Slye was traveling on business Friday and couldn’t be reached for comment; but his wife, Jennifer, told The Associated Press that she — not her husband — actually wrote the affidavit.

“I wrote it and he sent it in. We figured it was either crazy enough to work or he was going to end up in jail,” Jennifer Slye said in a telephone interview. “I guess it could have been said a little nicer but it wouldn’t have had the same impact.”

The Slyes, both in their mid-30s, have three children ages 8, 7 and 3; and they recently bought a house “by the skin of our teeth and a wing and a prayer.”

“We can’t lose the income” from Erik’s job as an automobile painter, said Jennifer Slye, who works part-time at night clerking in a supermarket.

When Erik got the summons for jury duty, he asked to be excused on the basis of lost income, but got a second notice a month later.

“We had to up the ante,” Jennifer said. “Some people think we’re like militia people or something … but I just said, ‘We can’t afford it. That didn’t work.
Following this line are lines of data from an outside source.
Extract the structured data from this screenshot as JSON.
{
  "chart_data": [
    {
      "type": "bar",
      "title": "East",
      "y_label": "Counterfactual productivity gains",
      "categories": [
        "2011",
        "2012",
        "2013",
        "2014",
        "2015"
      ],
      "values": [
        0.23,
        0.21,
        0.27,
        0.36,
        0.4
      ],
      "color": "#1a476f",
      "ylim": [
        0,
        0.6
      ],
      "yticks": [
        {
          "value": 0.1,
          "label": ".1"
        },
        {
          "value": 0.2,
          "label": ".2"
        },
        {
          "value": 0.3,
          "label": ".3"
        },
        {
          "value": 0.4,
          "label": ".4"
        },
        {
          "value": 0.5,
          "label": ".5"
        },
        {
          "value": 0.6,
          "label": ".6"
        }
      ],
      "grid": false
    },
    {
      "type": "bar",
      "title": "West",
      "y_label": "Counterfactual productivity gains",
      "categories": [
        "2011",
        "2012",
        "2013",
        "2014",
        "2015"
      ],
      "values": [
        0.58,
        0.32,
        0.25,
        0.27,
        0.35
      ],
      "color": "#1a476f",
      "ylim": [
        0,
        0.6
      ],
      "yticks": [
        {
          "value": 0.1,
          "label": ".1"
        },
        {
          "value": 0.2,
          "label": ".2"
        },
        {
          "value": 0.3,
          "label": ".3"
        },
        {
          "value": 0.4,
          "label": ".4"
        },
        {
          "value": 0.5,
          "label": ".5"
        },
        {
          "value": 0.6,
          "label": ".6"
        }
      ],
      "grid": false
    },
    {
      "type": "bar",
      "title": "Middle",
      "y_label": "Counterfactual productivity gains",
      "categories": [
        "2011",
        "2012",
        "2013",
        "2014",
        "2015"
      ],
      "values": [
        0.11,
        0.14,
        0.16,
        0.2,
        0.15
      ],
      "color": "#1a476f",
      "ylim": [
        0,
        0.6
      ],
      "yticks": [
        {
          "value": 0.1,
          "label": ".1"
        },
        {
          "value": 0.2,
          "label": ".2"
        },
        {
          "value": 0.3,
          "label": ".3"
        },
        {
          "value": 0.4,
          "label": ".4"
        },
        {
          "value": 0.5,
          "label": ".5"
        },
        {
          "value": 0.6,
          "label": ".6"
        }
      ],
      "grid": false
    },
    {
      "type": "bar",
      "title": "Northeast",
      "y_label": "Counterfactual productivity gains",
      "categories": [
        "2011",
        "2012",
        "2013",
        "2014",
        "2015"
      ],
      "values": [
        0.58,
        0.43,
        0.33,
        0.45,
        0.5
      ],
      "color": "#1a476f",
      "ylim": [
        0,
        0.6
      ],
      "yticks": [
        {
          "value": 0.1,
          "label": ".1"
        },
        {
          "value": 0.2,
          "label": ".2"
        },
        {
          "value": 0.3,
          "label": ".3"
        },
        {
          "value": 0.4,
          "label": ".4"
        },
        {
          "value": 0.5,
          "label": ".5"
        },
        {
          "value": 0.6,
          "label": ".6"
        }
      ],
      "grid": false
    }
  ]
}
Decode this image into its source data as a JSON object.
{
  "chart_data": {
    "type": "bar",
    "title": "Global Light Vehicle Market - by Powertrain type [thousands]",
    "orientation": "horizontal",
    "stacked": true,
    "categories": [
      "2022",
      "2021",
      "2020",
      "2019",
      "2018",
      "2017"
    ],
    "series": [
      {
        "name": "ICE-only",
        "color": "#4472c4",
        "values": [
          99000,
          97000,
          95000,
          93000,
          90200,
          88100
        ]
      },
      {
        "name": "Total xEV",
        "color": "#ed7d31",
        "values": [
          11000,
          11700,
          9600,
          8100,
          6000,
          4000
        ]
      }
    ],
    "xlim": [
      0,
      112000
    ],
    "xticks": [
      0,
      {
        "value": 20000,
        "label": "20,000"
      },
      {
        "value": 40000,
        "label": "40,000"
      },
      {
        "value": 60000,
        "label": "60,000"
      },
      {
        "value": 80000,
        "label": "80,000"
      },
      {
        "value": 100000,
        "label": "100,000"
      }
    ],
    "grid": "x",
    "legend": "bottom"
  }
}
Maybe this will.'”

Erik Slye did end up being excused from jury duty in that instance and has since been twice more excused — once because he again pleaded financial hardship and the second time because the trip he was taking Friday clashed with the court schedule.

District Judge John Brown, in whose Bozeman court Erik Slye was summoned to serve, said Friday that a foul-mouthed affidavit is not a good model to follow to avoid jury duty.

Brown said he summoned Erik Slye into court two weeks ago to discuss the affidavit.

“We understand that it’s a hardship for people to come down here and serve, but everybody, all citizens, have a legal obligation,” the judge told Slye, according to a transcript provided by the court.

“Maybe you’ll be excused, but the point is that you should ask like an adult and not like you’re 13 years old,” the judge told Slye.

At Judge Brown’s direction, Slye apologized to several clerks who were in the courtroom at the time.

“If you were to send an excuse like this in again in the future you could be held in contempt of court and I can throw you over there in the jail and have you sit and think about it,” the judge said.

“I don’t particularly want to do that, but I can’t tolerate this kind of stuff,” said Brown.